Indeed, every accommodation was made for Lily Flagg and other cows that they may not be disturbed during their milking or the time while they are producing milk, writes the Chicago Times:
Twice a day each cow is respectfully milked, and some of the milkers wear creased trousers and diamonds. If a cow chances to be lying down when milking time comes, the milker politely takes off his cap and taps the high-priced creature gently until she chooses to rise. There are signs on the walls like these:—"Do not disturb the cows when lying down." "Do not talk to the milkers."

While at the fair in Jackson Park, Lily Flagg produced 29 lb 11 oz of butter in a seven-day test. In this effort she was bested only by Little Goldie's 34 lb 8+1/2 oz of butter, even among a field of top producers. For comparison, Lily Flagg's yearlong butter test averaged to 20 lb 1+1/4 oz per week.

Her competition record at the fair was deliberately brief. Because she was recognized as one of four "queens in Jersey history, ... Signal's Lily Flagg was barred from competition there as she was acknowledged to be unapproachable."

At the fair, Lily Flagg was sold to C. I. Hood of Lowell, Massachusetts for $1250 just before September 23, 1893. She joined his herd of prize-winning Jerseys on 1200 acre. For price comparison, thirteen years later, Hood auctioned 59 dairy cows, many with calf, at prices ranging $40 to $525, averaging $186. These prices were probably still significantly higher than the average cow considering the fine stock at Hood Farm.

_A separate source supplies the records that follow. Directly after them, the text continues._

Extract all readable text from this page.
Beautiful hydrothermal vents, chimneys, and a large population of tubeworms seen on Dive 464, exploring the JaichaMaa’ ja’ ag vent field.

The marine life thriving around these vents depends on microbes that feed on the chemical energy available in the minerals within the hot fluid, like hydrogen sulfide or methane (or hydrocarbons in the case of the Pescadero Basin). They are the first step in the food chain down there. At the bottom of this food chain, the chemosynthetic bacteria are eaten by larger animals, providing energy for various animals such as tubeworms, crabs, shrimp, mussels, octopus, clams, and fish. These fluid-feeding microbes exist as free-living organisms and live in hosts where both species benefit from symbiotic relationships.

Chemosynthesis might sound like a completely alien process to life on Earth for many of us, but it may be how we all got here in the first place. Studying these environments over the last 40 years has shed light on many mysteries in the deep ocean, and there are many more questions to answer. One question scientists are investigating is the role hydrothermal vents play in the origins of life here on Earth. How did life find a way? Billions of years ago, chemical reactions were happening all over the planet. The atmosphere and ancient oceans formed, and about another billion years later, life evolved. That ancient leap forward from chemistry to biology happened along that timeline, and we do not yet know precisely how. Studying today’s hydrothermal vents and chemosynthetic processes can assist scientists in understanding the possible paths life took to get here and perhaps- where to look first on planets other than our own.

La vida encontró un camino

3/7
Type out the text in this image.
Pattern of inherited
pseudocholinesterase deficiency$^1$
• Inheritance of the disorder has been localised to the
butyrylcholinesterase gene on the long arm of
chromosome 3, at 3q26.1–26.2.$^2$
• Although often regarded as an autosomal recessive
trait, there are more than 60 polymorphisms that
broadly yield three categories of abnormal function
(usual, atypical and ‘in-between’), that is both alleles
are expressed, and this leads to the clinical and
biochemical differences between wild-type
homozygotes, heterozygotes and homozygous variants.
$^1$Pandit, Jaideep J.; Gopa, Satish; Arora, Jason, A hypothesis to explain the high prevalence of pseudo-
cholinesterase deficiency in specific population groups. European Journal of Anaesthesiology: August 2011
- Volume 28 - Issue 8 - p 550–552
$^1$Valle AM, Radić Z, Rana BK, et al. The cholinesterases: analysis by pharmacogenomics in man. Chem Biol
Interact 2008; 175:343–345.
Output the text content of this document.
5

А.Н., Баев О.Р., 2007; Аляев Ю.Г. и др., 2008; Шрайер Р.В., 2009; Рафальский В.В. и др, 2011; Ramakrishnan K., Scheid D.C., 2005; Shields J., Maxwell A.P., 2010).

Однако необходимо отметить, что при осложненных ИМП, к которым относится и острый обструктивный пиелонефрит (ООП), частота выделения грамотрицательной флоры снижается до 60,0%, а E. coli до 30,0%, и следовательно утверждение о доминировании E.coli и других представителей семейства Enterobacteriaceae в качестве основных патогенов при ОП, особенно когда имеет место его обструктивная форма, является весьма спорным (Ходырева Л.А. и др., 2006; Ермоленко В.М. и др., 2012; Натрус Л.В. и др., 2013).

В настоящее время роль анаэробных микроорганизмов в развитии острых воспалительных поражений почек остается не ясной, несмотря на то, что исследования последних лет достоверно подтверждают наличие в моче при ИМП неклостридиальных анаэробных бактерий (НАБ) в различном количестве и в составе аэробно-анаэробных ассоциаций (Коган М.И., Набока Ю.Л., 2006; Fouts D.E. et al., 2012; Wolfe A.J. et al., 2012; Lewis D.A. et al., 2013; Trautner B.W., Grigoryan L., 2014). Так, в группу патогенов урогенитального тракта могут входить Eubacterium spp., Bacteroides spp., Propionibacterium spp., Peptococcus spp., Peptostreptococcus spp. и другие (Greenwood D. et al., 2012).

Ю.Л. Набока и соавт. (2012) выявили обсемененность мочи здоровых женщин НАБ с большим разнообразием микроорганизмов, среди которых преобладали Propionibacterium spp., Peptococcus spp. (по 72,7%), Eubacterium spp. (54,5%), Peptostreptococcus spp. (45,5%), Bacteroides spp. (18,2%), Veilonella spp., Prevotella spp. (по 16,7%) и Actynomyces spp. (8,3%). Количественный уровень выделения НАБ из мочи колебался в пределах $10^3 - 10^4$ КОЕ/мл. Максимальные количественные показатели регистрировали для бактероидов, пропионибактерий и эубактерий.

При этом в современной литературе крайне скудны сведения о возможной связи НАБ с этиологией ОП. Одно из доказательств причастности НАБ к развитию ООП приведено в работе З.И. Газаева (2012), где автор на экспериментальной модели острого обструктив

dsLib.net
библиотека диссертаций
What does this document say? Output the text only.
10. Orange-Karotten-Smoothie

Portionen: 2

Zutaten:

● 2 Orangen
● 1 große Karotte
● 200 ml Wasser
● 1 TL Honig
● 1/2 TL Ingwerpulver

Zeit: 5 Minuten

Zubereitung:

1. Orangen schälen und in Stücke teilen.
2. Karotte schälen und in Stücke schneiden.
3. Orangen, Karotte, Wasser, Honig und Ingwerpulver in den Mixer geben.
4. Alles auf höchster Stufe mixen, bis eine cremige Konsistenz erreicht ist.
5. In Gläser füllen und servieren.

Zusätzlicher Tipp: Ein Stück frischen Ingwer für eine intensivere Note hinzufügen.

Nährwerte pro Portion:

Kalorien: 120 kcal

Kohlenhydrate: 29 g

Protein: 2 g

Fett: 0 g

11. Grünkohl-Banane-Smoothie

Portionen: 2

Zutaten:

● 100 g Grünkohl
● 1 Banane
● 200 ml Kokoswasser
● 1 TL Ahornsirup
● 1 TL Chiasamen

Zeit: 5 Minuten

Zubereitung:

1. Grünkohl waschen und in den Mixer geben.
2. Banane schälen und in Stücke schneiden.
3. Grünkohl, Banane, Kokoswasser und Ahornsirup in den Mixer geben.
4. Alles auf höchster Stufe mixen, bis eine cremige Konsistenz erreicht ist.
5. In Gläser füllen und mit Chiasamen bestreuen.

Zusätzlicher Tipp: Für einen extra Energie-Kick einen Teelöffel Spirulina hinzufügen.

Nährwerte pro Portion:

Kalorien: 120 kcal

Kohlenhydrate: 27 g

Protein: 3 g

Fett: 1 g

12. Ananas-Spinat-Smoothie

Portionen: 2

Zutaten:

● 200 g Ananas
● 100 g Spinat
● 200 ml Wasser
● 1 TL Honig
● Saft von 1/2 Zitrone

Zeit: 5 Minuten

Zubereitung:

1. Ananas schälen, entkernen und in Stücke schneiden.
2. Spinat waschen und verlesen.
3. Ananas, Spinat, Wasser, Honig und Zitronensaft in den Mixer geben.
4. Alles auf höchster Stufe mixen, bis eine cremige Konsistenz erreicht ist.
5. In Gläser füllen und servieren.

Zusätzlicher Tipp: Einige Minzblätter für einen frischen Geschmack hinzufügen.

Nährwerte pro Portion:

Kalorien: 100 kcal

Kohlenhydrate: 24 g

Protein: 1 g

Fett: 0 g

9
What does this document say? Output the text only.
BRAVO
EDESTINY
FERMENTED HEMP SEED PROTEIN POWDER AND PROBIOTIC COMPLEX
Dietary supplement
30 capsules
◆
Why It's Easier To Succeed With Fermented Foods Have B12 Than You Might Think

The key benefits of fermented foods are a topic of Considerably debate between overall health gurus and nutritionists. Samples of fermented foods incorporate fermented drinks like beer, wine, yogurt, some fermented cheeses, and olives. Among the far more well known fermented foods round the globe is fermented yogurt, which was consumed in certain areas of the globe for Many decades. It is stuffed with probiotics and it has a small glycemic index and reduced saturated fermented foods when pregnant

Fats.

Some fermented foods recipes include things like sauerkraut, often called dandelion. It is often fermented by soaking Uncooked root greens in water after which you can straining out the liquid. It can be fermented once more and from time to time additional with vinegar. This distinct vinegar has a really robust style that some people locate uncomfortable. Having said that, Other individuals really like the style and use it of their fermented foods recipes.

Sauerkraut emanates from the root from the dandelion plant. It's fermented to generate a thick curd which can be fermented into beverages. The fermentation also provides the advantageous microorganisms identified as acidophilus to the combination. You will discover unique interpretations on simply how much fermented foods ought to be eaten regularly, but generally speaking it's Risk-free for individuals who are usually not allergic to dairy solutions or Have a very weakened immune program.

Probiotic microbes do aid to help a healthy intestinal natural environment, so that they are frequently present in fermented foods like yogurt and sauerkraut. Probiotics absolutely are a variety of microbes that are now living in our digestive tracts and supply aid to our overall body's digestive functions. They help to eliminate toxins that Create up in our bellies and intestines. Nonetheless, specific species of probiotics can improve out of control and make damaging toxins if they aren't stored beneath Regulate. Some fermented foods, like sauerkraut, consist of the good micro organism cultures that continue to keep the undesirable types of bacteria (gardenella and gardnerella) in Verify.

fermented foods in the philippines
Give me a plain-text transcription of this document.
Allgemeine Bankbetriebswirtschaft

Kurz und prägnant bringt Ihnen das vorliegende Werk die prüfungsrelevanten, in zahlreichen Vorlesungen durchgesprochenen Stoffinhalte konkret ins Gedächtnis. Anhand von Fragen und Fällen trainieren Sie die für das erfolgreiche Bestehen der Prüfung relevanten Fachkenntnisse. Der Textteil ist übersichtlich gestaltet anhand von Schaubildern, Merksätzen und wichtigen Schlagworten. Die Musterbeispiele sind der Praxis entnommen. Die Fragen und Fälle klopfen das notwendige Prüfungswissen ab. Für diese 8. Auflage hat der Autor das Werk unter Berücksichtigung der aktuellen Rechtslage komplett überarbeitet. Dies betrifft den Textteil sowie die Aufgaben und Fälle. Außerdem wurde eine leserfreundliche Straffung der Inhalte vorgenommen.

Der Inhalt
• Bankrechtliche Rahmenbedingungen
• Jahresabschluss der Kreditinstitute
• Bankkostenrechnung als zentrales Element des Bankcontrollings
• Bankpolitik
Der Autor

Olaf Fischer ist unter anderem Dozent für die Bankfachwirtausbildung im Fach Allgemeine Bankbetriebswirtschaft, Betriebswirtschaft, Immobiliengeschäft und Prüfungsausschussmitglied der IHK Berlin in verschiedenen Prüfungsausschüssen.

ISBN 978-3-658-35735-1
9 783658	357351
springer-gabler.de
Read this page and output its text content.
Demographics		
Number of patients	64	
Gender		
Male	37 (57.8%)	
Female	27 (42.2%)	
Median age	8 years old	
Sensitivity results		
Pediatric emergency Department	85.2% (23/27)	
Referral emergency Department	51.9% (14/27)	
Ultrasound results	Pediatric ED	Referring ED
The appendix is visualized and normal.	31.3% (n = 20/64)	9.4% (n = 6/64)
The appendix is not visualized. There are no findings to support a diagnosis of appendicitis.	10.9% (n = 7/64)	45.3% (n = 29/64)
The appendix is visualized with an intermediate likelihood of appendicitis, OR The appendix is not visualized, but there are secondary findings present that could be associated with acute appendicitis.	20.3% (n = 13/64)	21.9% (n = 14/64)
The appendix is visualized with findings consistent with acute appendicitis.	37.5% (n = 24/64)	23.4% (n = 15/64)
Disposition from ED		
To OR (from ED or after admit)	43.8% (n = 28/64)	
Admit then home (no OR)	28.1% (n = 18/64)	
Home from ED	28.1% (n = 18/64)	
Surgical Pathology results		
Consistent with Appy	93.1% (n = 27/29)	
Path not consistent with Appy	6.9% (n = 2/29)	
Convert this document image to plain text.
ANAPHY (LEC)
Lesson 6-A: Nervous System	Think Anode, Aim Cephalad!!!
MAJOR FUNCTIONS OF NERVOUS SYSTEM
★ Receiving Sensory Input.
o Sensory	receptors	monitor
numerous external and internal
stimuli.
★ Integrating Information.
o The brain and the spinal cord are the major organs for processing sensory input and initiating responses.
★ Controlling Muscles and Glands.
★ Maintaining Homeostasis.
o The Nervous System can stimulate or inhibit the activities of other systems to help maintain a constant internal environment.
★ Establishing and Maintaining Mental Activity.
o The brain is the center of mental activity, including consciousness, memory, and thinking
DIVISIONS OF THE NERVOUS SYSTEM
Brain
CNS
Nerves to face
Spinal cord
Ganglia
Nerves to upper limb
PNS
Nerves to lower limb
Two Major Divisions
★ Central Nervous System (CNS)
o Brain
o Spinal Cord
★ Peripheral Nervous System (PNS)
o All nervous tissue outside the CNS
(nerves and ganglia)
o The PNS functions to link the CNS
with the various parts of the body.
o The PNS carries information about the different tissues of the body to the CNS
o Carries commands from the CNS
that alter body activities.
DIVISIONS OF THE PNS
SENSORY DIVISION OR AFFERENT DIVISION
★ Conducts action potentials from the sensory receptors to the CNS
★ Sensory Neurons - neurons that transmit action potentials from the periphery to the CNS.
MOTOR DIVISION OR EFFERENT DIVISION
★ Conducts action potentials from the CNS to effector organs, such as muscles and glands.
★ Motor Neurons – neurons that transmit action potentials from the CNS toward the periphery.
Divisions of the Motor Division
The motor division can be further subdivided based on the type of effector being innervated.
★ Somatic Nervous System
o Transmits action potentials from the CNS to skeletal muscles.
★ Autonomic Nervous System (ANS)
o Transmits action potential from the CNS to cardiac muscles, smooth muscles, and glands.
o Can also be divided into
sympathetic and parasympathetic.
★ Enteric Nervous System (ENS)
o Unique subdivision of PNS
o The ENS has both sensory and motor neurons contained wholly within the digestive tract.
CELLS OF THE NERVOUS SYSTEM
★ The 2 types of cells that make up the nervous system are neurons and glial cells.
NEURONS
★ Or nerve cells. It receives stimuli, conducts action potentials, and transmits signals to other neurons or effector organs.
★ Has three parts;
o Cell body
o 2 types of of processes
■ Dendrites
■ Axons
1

Lily Flagg did not play a significant role in Hood's breeding program after 1898. A 1906 auction catalog listed 59 cows, none of which included Lily in the pedigree.

== Legacy ==

Lily Flagg was raised on Monte Sano Dairy in Northeast Huntsville, AL by descendants of the Chapman family. Her barn was on Dairy Lane in the northeast quadrant of the city but she has long been remembered with Lily Flagg Village, south of Huntsville. The area was known for its cotton production and featured the Lily Flagg Gin. The community won a state prize of $2000 for its one-variety cotton program in 1948. With the Space Race-fueled local population boom in the 1950s and 1960s, the village was annexed into Huntsville. Many establishments, a collector road, neighborhood, and apartment complex in the area are named for the cow. The area swim team is the Lily Flagg Cows. Lily Flagg Milk Stout is brewed in Huntsville.

The Lily Flagg's Signal Huntsville history podcast, started in 2022, is named for the bovine. An early episode of the show addresses the story of the cow.

An eponymous book fictionalizes the account of the cow and the surrounding hoopla.